Re: Process Reliablity
by gaggio (Friar) on Jul 20, 2000 at 17:28 UTC
    What kind of program are you running for 24 hours?

    If it is some sort of server, you could simply implement a command "AREYOUHERE" and know that your program would have to answer "YESIAM" for it to be currently running.

    That way, you could even check if your program is running from a remote machine...
Re: Process Reliablity
by arturo (Vicar) on Jul 20, 2000 at 18:41 UTC
    Well, if the problem is a broken pipe, why not install a signal handler to trap that error (in fact, why not install signal handlers for all the errors you might run into?). That way, if the program traps an error, it can execute any "cleanup code" that needs to be done before wiping the pid file and shutting down.
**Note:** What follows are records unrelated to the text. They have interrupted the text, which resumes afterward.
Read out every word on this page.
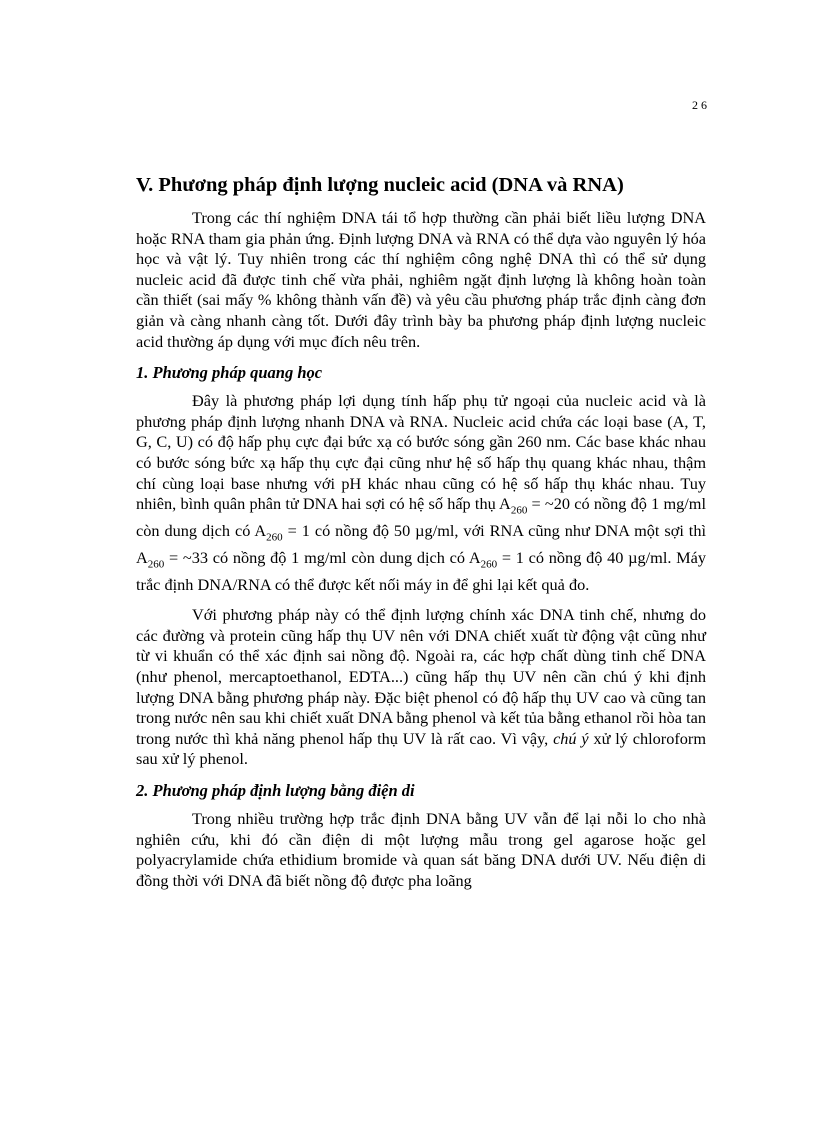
26
V. Phương pháp định lượng nucleic acid (DNA và RNA)

Trong các thí nghiệm DNA tái tổ hợp thường cần phải biết liều lượng DNA hoặc RNA tham gia phản ứng. Định lượng DNA và RNA có thể dựa vào nguyên lý hóa học và vật lý. Tuy nhiên trong các thí nghiệm công nghệ DNA thì có thể sử dụng nucleic acid đã được tinh chế vừa phải, nghiêm ngặt định lượng là không hoàn toàn cần thiết (sai mấy % không thành vấn đề) và yêu cầu phương pháp trắc định càng đơn giản và càng nhanh càng tốt. Dưới đây trình bày ba phương pháp định lượng nucleic acid thường áp dụng với mục đích nêu trên.

1. Phương pháp quang học

Đây là phương pháp lợi dụng tính hấp phụ tử ngoại của nucleic acid và là phương pháp định lượng nhanh DNA và RNA. Nucleic acid chứa các loại base (A, T, G, C, U) có độ hấp phụ cực đại bức xạ có bước sóng gần 260 nm. Các base khác nhau có bước sóng bức xạ hấp thụ cực đại cũng như hệ số hấp thụ quang khác nhau, thậm chí cùng loại base nhưng với pH khác nhau cũng có hệ số hấp thụ khác nhau. Tuy nhiên, bình quân phân tử DNA hai sợi có hệ số hấp thụ $A_{260}$ = ~20 có nồng độ 1 mg/ml còn dung dịch có $A_{260} = 1$ có nồng độ 50 µg/ml, với RNA cũng như DNA một sợi thì $A_{260}$ = ~33 có nồng độ 1 mg/ml còn dung dịch có $A_{260} = 1$ có nồng độ 40 µg/ml. Máy trắc định DNA/RNA có thể được kết nối máy in để ghi lại kết quả đo.

Với phương pháp này có thể định lượng chính xác DNA tinh chế, nhưng do các đường và protein cũng hấp thụ UV nên với DNA chiết xuất từ động vật cũng như từ vi khuẩn có thể xác định sai nồng độ. Ngoài ra, các hợp chất dùng tinh chế DNA (như phenol, mercaptoethanol, EDTA...) cũng hấp thụ UV nên cần chú ý khi định lượng DNA bằng phương pháp này. Đặc biệt phenol có độ hấp thụ UV cao và cũng tan trong nước nên sau khi chiết xuất DNA bằng phenol và kết tủa bằng ethanol rồi hòa tan trong nước thì khả năng phenol hấp thụ UV là rất cao. Vì vậy, chú ý xử lý chloroform sau xử lý phenol.

2. Phương pháp định lượng bằng điện di

Trong nhiều trường hợp trắc định DNA bằng UV vẫn để lại nỗi lo cho nhà nghiên cứu, khi đó cần điện di một lượng mẫu trong gel agarose hoặc gel polyacrylamide chứa ethidium bromide và quan sát băng DNA dưới UV. Nếu điện di đồng thời với DNA đã biết nồng độ được pha loãng
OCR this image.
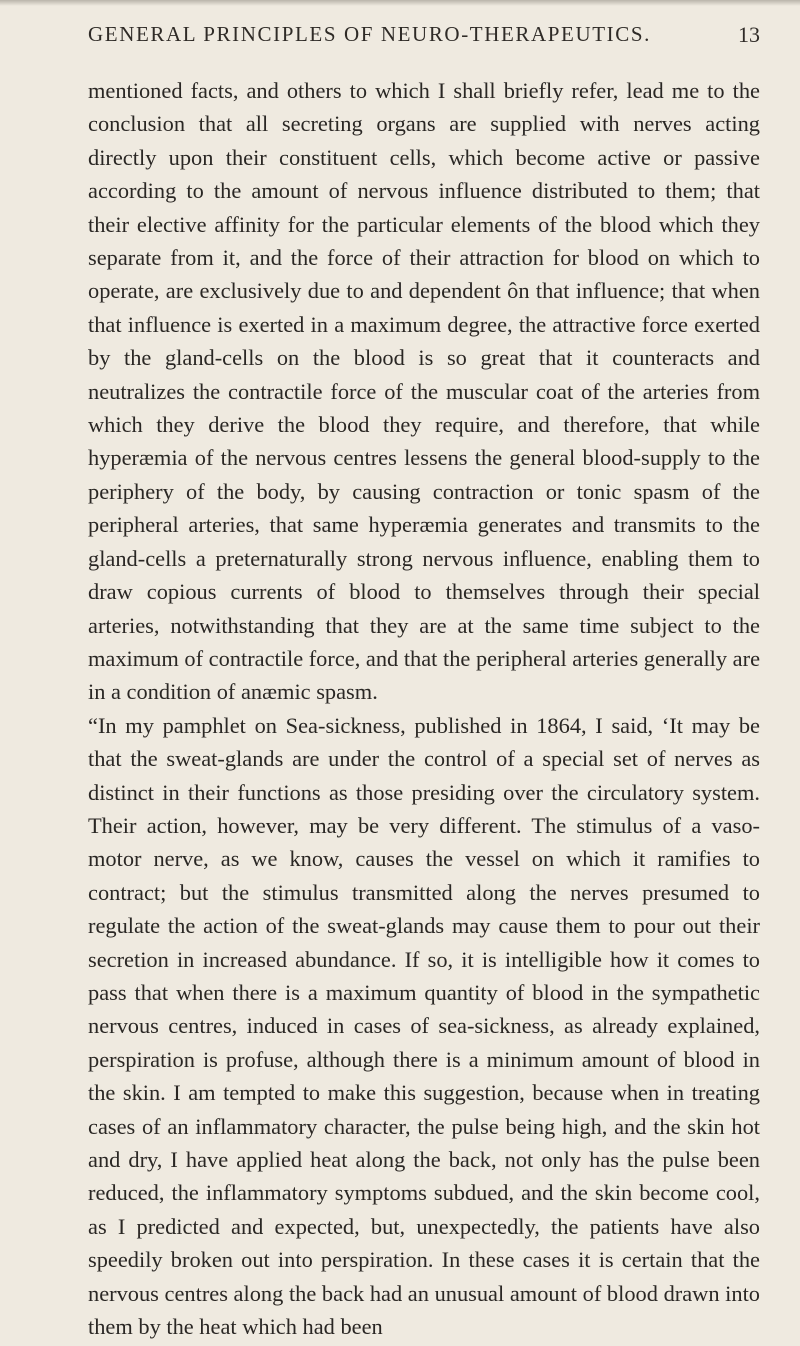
GENERAL PRINCIPLES OF NEURO-THERAPEUTICS.	13

mentioned facts, and others to which I shall briefly refer, lead me to the conclusion that all secreting organs are supplied with nerves acting directly upon their constituent cells, which become active or passive according to the amount of nervous influence distributed to them; that their elective affinity for the particular elements of the blood which they separate from it, and the force of their attraction for blood on which to operate, are exclusively due to and dependent ôn that influence; that when that influence is exerted in a maximum degree, the attractive force exerted by the gland-cells on the blood is so great that it counteracts and neutralizes the contractile force of the muscular coat of the arteries from which they derive the blood they require, and therefore, that while hyperæmia of the nervous centres lessens the general blood-supply to the periphery of the body, by causing contraction or tonic spasm of the peripheral arteries, that same hyperæmia generates and transmits to the gland-cells a preternaturally strong nervous influence, enabling them to draw copious currents of blood to themselves through their special arteries, notwithstanding that they are at the same time subject to the maximum of contractile force, and that the peripheral arteries generally are in a condition of anæmic spasm.

“In my pamphlet on Sea-sickness, published in 1864, I said, ‘It may be that the sweat-glands are under the control of a special set of nerves as distinct in their functions as those presiding over the circulatory system. Their action, however, may be very different. The stimulus of a vaso-motor nerve, as we know, causes the vessel on which it ramifies to contract; but the stimulus transmitted along the nerves presumed to regulate the action of the sweat-glands may cause them to pour out their secretion in increased abundance. If so, it is intelligible how it comes to pass that when there is a maximum quantity of blood in the sympathetic nervous centres, induced in cases of sea-sickness, as already explained, perspiration is profuse, although there is a minimum amount of blood in the skin. I am tempted to make this suggestion, because when in treating cases of an inflammatory character, the pulse being high, and the skin hot and dry, I have applied heat along the back, not only has the pulse been reduced, the inflammatory symptoms subdued, and the skin become cool, as I predicted and expected, but, unexpectedly, the patients have also speedily broken out into perspiration. In these cases it is certain that the nervous centres along the back had an unusual amount of blood drawn into them by the heat which had been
I believe the syntax for a signal handler involves manipulating the "pseudo" hash %SIG and looks something like this.

    $SIG{PIPE} = sub { #handle error }
    There's also a sigtrap module, you might want to check that out
Re: Process Reliablity
by AgentM (Curate) on Jul 20, 2000 at 18:17 UTC
    I like all of your answers, but I can't see how that would help him debug his program. He will need some sort of debug mechanism, not just knowing when his program dies. It would be certainly more useful to know 1) why it died and 2) how to stop it from dying. For this purpose, I would recommend an error log to identifz weak spots and Perl error messages. (It's unlikelz that you'll get much useful error reports from the return value of the program.) He should also try setting up program "areas": which region of code can be said as "doing one task". Once he has these isolated, he can use debug messaging or error logs to determine what works, what doesn't and on which reiteration of the code the program dies. In C/C++, program crashes could be linked to memory leaks 90% of the time. Since Perl handles all memory management, he'll need to isolate his weak spot using basic report programming techniques.